Anyway back to the podcast, the guys suggested that a mailing list was a great way of keeping in touch with all of your contacts. You have to make sure you include the option for someone to remove themselves from the list but it's a nice 'reminder' to someone that you still exist. Art directors are generally a fan of this idea as, again, it's less intrusive. They suggested sending a mail-out every three months or so - any more could seem too much and this way you can build up your work in-between. They also said not to send an attachment as this can clog up the inbox and put people off responding to you. In the mail-out you should have an interesting font and make it short and sweet - people don't want to know your life history!
Another idea is to send holiday cards (this is the only exception to attachments according to Kevin and Joshua) - but only if there good. They suggested setting yourself a challenge such as illustrating a Christmas card without using green or red.
After you have done a job they said it's always good to send an email thanking the person for the work. You should always be appreciative and it will make people more inclined to give you more work.
Kevin and Joshua also said not to bother emailing people who don't get back to you, they'll just block you and slate your name to others so it's not worth it.
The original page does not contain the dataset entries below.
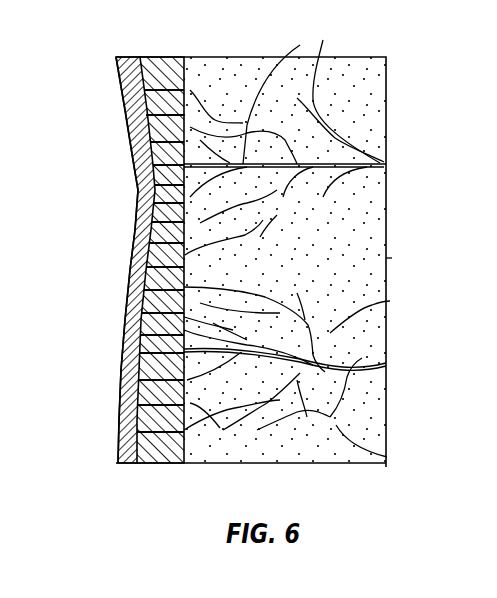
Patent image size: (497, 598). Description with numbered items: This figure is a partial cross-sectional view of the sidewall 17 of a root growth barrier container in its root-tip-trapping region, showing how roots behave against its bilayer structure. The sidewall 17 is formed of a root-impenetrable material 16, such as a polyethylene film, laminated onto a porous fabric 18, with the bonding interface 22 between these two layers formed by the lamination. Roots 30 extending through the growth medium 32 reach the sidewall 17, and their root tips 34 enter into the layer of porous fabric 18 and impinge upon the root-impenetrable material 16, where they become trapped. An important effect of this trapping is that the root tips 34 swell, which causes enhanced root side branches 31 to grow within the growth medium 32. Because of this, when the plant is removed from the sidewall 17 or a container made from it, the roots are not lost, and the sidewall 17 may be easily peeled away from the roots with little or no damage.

The root-impenetrable material 16 is at (127, 101).
The sidewall 17 is at (107, 229).
The porous fabric 18 is at (153, 57).
The bonding interface 22 is at (134, 57).
The roots 30 is at (368, 167).
The root side branches 31 is at (300, 45).
The growth medium 32 is at (368, 68).
The root tips 34 is at (135, 143).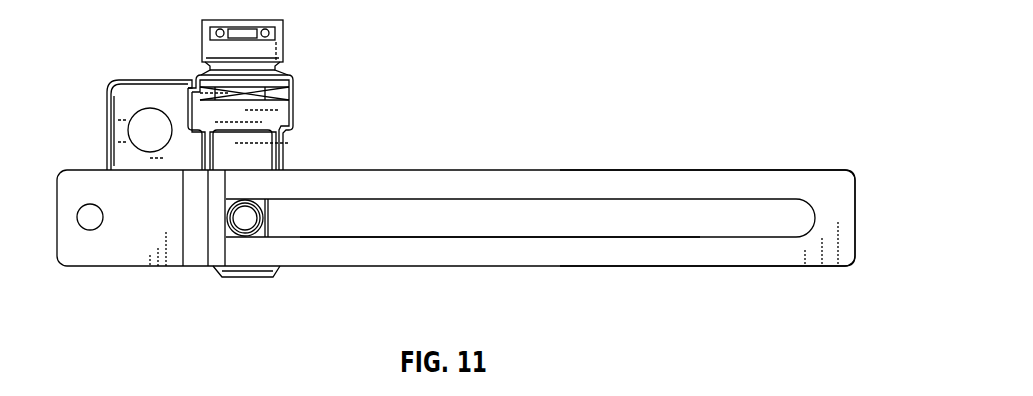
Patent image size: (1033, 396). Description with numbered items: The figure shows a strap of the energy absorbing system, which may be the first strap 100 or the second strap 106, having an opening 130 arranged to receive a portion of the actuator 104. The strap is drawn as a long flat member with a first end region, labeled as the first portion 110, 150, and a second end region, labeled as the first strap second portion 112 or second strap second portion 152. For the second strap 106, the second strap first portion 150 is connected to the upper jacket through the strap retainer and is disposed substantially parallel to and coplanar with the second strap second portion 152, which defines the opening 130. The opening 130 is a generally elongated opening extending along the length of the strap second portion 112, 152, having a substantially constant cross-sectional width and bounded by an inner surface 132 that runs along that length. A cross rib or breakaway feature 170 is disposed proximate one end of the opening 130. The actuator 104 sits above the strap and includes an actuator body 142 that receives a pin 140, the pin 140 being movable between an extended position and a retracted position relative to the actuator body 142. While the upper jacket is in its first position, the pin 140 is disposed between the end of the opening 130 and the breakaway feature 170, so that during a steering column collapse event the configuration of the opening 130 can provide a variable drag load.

The first strap 100 is at (456, 174).
The second strap 106 is at (685, 150).
The actuator 104 is at (289, 69).
The actuator body 142 is at (278, 118).
The breakaway feature 170 is at (270, 218).
The inner surface 132 is at (537, 203).
The opening 130 is at (469, 237).
The pin 140 is at (244, 222).
The first end 110 is at (88, 263).
The second strap first portion 150 is at (103, 255).
The first strap second portion 112 is at (707, 245).
The second strap second portion 152 is at (630, 257).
A great tip they gave was to go to book/magazine shops and find out the names of art directors from there.Once you've got their name you can search for an email address online. If you can't find an address, companies usually have the same format so if you can find one from that particular company you can have a good guess at the others.
Next the guys moved onto to social netwrking. Neither of them particularly liked the idea of using sites such as DeviantArt for finding clients - they're more for networking with other designers. Flickr is quite good though as there are lots of art director groups that could be useful. It's also another way of keeping in touch with other designers' or former classmates' work.
A final point they made was to keep in touch with teachers and classmates from Uni, you never know what you could do for each other. A job could come along that wasn't right for you but you could pass it along to someone else and hopefully they'd do the same for you in the future.